I have this regex :
cont_we_re = r"((?!\S+\s?(?:(cbf|cd3|cbm|m3|m[\\\>\?et]?|f3|ft3)))(?:([0-9,\.]+){2,})(?:\s*(?:(lb|kg)\.?s?))?)"
Right now, the logic followed is match with any numeric chunk optionally if followed by only kgs or lbs but don't match if cbf, cd3, cbm, m3 etc. are found after the numeric chunk. It works perfectly for these sample cases :
s1 = "18300 kg 40344.6 lbs 25000 m3"
s2 = "18300kg 40344.6lbs 25000m3"
s3 = "18300 kg   KO"
s4 = "40344.6 lb5   "
s5 = "40344.6  "
I'm using re.finditer() with re.IGNORECASE flag, like this :
for s in [s1, s2, s3, s4, s5]:
    all_val = [i.group().strip() for i in re.finditer(cont_we_re, s, re.IGNORECASE)]
Gives me this output :
['18300 kg', '40344.6 lbs']
['18300kg', '40344.6lbs']
['18300 kg']
['40344.6 lb']
['40344.6']
Now I'm trying to implement another logic : if we find numeric chunk followed by lbs then match it with first priority and return only that match, but if not found lbs and found only numeric chunk or numeric chunk followed by kgs then take those.

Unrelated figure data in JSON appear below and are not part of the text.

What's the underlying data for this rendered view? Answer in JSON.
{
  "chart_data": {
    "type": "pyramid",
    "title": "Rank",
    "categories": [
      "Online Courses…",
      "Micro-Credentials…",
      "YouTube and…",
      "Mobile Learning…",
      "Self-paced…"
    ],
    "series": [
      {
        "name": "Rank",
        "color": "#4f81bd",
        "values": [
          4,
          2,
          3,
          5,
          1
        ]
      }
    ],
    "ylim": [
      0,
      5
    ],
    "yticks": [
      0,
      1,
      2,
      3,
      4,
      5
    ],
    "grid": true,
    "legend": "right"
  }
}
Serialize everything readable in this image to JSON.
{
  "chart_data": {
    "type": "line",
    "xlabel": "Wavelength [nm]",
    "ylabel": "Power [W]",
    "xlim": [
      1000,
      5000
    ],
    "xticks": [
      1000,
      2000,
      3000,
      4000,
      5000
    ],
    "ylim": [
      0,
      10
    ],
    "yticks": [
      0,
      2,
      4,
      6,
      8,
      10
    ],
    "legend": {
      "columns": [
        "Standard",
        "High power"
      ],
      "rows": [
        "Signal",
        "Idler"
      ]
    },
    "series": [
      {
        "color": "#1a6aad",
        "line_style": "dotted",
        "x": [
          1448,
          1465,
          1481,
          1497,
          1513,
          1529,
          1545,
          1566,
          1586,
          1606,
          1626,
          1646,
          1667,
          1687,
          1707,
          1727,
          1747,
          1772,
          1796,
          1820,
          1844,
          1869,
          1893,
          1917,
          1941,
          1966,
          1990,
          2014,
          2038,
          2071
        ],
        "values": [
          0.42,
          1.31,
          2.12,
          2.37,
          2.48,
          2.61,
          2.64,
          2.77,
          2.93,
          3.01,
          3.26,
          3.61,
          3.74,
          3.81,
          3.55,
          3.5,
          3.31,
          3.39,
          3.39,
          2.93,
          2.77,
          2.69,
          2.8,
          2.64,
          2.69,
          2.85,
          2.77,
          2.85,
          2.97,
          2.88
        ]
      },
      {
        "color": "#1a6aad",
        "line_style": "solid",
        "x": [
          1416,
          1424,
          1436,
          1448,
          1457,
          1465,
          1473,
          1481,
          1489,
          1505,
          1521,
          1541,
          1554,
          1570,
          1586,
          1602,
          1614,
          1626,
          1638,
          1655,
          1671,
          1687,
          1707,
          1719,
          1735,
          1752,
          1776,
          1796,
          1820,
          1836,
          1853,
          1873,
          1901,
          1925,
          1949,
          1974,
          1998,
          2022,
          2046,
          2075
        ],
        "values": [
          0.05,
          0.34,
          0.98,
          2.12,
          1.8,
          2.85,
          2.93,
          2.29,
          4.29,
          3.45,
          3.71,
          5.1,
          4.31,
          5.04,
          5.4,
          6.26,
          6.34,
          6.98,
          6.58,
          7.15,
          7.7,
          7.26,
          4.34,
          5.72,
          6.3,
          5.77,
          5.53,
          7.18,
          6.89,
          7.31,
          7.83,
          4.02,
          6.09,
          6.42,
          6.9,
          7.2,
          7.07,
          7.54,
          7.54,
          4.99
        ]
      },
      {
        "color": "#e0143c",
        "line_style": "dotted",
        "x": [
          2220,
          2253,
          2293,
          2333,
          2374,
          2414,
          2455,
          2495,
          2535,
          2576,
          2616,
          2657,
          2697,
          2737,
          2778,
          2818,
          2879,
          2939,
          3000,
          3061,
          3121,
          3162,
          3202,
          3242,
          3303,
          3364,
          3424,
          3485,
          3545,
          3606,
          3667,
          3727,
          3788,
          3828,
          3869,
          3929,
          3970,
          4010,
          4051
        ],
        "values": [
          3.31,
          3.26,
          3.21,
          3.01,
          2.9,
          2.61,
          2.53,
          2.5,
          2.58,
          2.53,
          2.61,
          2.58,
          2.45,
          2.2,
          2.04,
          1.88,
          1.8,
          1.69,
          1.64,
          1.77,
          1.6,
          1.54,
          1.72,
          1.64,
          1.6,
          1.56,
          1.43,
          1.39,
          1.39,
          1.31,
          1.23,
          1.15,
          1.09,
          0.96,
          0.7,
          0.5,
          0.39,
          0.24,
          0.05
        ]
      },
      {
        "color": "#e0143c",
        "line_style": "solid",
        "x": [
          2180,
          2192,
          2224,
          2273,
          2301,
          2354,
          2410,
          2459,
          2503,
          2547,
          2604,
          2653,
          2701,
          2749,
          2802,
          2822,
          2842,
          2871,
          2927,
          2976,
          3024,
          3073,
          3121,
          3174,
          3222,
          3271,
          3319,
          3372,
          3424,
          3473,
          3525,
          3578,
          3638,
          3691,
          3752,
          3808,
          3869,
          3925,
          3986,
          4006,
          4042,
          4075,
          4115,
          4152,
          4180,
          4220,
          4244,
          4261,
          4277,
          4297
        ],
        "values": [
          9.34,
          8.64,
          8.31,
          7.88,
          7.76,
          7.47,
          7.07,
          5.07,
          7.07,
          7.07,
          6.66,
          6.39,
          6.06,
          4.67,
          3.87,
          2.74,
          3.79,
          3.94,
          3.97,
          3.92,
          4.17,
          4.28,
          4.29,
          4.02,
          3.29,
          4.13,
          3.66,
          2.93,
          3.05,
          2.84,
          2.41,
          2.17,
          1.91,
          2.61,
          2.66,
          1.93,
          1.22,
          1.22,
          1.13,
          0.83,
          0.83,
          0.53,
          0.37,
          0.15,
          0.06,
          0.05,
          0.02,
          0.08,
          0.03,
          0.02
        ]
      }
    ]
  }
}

I've done this without changing the regex, like this :
for s in [s1, s2, s3, s4, s5]:
    all_val = [i.group().strip() for i in re.finditer(cont_we_re, s, re.IGNORECASE)]
    kg_val = [i for i in all_val if re.findall(r"kg\.?s?", i)]
    lb_val = [i for i in all_val if re.findall(r"lb\.?s?", i)]
    final_val = lb_val if lb_val else (kg_val if kg_val else list(set(all_val) - (set(kg_val+lb_val))))
This gives me the desired output (which is perfect) :
['40344.6 lbs']
['40344.6lbs']
['18300 kg']
['40344.6 lb']
['40344.6']
Question is how can I apply this same logic in the regex, without finding for kgs and lbs separately on each matched group by cont_we_re for each string. I tried "IF-THEN-ELSE" type regex as portrayed in this question but it doesn't work as the first part of the regex (? supposedly yields pattern error in python. Is there any way to do this with only cont_we_re regex?